# Hilfe! Java Anwendung läuft nicht.



## BFreakout (26. Oktober 2006)

Hallo@all,

ich hab leider Keine Ahnung von Java. Jetzt dachte ich mir das ich hier zu denn Java Göttern mal Anfrage.

Das Problem:

Ein Kunde von mir benutzt 2 Java Programme Extern von einem anderen Server aus.

Das 1 Programm ist eine ältere Version und läuft auch nur mit Java 1.4.2-04 / Java 1.4.2_06.
Das 2 Programm ist die Neue Version und läuft nur mit der Neusten Java Version.

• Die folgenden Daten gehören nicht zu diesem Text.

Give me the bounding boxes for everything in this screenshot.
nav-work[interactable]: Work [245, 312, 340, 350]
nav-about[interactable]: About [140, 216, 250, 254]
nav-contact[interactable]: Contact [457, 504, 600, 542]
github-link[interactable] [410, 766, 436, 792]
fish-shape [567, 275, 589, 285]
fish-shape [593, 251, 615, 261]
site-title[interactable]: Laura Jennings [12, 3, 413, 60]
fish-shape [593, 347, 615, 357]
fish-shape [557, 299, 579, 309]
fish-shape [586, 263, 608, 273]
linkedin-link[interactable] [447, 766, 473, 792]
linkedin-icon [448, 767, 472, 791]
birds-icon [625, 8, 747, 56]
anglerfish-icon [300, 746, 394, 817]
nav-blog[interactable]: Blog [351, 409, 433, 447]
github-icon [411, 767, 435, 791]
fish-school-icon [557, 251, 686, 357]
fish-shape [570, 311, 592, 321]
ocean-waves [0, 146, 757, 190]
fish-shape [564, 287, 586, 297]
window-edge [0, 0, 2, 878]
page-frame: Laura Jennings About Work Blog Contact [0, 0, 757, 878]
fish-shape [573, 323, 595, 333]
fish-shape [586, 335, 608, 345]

Auf seinem Computer, mit allen Sicherheits Updates, Einstellungen etc. läuft die Neue Version überhaupt nicht (Es läd überhaupt nicht im Browser, nur ein Weisser Bildschirm). Allerdings die Alte Version Funktioniert einwandfrei.

Zum Testen haben wir einen Nackten Windows Rechner Installiert ohne Updates und spezielen Einstellungen, da läuft die Neue Version einwandfrei.

Da er aber nur seinen Computer mit denn Einstellungen nutzen darf, brauch ich unbedingt Ratschläge,
was es für einstellungen etc. geben kann wo Java zicken macht.

Soweit ich rausbekommen konnte, darf es keine Probleme geben wenn mehrere Java Versionen auf dem Computer Installiert sind.

Was ich auch noch getestet hab sind verschiedene Browser. IE6, MoZilla, Firefox etc..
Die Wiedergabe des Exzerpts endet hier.